A point of intersection is where two graphs, in this case linear equations, meet on the coordinate plane. It's essentially a solution that satisfies both equations simultaneously. When finding this point for the equations \( y = 6 - x \) and \( y = 3x - 2 \), you're looking for the values of \( x \) and \( y \) where both expressions yield the same result. Visually, think about two lines crossing at a point that they both share. Mathematically, this means substituting values into each expression results in equality. Identifying this point algebraically involves setting the equations equal to find \( x \), then using this value in one of the initial equations to determine \( y \). For these specific equations, the point of intersection is \((2, 4)\). This indicates that when you plug \( x = 2 \) into either equation, you get \( y = 4 \).

Solving systems of equations algebraically involves using mathematical operations to find where both equations are satisfied at the same time. This typically means you are solving for both \( x \) and \( y \). Let's break down the steps:- **Set the equations equal:** Since both functions equal \( y \), you can set them equal to each other: \( 6 - x = 3x - 2 \).- **Solve for \( x \):** Rearrange terms to group all \( x \) terms on one side.

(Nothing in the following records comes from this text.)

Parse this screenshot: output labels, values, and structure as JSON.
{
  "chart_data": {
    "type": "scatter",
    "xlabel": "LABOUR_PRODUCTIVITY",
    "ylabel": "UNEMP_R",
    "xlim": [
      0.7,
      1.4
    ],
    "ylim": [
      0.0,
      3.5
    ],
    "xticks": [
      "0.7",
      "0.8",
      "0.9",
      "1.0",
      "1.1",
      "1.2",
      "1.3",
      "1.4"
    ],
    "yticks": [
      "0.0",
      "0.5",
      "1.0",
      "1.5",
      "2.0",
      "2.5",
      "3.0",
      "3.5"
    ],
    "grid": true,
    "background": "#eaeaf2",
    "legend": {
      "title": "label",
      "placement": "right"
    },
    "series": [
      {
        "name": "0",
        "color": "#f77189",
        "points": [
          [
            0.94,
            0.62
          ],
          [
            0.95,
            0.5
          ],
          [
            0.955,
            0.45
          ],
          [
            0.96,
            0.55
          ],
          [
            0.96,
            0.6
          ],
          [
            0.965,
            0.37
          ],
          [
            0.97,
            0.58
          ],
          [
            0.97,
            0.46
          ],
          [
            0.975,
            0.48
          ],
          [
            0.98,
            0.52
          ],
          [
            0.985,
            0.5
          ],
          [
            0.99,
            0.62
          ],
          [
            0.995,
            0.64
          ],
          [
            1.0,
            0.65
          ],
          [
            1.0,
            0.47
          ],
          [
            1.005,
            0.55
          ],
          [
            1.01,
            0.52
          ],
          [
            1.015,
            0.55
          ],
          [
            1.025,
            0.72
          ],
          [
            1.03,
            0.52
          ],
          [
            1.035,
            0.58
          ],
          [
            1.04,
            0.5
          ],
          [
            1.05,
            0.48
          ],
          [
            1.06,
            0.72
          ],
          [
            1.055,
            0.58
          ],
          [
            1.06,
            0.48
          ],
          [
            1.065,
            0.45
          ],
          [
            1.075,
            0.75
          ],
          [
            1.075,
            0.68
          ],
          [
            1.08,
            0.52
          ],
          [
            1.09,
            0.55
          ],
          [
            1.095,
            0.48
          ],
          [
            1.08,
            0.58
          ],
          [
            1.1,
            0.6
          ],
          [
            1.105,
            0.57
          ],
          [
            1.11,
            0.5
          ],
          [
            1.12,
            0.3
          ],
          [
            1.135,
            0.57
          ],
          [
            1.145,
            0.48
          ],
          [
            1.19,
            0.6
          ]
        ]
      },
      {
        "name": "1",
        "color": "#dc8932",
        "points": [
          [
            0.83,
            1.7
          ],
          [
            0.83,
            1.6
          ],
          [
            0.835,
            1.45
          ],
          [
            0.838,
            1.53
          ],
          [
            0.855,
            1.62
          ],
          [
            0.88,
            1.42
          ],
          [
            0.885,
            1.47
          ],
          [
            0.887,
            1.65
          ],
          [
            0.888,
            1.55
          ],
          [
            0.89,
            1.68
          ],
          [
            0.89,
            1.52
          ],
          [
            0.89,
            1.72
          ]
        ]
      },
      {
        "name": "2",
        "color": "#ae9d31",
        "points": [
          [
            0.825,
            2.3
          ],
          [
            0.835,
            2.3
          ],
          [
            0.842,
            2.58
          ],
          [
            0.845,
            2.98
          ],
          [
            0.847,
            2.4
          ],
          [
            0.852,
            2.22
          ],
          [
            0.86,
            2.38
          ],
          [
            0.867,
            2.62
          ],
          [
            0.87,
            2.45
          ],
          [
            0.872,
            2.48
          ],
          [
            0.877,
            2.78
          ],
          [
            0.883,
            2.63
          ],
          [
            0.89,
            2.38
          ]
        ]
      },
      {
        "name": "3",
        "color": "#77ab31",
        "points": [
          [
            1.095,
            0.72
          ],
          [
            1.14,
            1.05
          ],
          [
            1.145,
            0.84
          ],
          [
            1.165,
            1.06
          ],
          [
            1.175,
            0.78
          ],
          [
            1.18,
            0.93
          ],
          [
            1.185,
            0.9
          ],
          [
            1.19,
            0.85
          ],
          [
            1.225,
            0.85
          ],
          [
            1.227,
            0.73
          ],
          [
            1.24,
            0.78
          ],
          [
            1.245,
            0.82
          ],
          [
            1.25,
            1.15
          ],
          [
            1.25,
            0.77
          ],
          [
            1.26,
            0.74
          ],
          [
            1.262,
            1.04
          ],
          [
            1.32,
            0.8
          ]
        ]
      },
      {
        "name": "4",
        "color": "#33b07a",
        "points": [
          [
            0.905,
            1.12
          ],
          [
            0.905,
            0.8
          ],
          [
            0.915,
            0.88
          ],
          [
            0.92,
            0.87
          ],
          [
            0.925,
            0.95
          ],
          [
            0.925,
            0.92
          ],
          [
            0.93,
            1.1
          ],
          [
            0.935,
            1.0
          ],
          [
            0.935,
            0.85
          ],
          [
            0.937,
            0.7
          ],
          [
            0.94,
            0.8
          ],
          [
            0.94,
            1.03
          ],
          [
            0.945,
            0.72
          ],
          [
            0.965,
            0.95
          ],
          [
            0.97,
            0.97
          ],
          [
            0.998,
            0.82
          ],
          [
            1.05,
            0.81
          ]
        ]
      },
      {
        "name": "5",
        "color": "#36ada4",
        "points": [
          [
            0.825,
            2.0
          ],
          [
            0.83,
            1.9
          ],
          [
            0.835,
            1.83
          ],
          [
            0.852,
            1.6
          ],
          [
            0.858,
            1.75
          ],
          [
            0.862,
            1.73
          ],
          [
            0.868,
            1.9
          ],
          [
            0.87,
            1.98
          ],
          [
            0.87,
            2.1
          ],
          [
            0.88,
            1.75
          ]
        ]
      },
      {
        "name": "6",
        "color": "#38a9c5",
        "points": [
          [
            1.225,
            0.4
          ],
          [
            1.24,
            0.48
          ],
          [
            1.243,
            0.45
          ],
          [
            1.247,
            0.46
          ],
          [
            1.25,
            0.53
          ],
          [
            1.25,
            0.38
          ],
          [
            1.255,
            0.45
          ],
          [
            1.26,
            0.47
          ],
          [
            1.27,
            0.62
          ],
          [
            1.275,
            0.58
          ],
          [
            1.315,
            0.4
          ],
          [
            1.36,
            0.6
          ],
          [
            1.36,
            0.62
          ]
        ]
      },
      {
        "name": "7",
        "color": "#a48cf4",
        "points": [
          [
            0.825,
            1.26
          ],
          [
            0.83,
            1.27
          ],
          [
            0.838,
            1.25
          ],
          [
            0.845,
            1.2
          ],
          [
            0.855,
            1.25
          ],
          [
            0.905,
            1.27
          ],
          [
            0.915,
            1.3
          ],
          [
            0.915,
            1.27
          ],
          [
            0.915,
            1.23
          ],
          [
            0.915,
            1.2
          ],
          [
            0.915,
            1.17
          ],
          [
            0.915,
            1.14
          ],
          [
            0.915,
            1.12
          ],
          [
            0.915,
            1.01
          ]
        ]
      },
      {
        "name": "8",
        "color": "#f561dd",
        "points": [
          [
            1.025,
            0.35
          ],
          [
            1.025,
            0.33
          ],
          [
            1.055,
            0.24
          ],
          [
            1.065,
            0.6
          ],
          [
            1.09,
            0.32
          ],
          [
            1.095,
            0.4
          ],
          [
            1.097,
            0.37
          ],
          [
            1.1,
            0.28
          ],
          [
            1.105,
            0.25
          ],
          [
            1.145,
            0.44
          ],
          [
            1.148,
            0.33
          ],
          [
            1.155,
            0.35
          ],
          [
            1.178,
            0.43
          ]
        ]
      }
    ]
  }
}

Adding \( x \) to both sides, you have \( 6 = 4x - 2 \).- **Isolate \( x \):** Add 2 to both sides to give \( 8 = 4x \), then divide by 4 to find \( x = 2 \).- **Find \( y \):** Substitute \( x = 2 \) back into one of the original equations, like \( y = 6 - x \), to get \( y = 4 \).This systematic approach helps ensure the solution satisfies both equations.

Creating a table of values is a useful method to numerically verify that the solution is correct. Start by calculating several \( y \) values for various \( x \) values in both equations, particularly around the identified point of intersection:- **Select a range of \( x \):** Choose values close to \( x = 2 \). For example, try \( x = 1, 2, 3 \).- **Substitute into each equation:** Calculate \( y \) for each \( x \) in both \( y = 6 - x \) and \( y = 3x - 2 \).For the given point of intersection \( (2, 4) \):

• In \( y = 6 - x \), when \( x = 2 \), \( y = 4 \).
• In \( y = 3x - 2 \), when \( x = 2 \), \( y = 4 \).

When both tables yield the same \( y \) value at \( x = 2 \), this confirms that our algebraic solution, the point \( (2, 4) \), is indeed correct.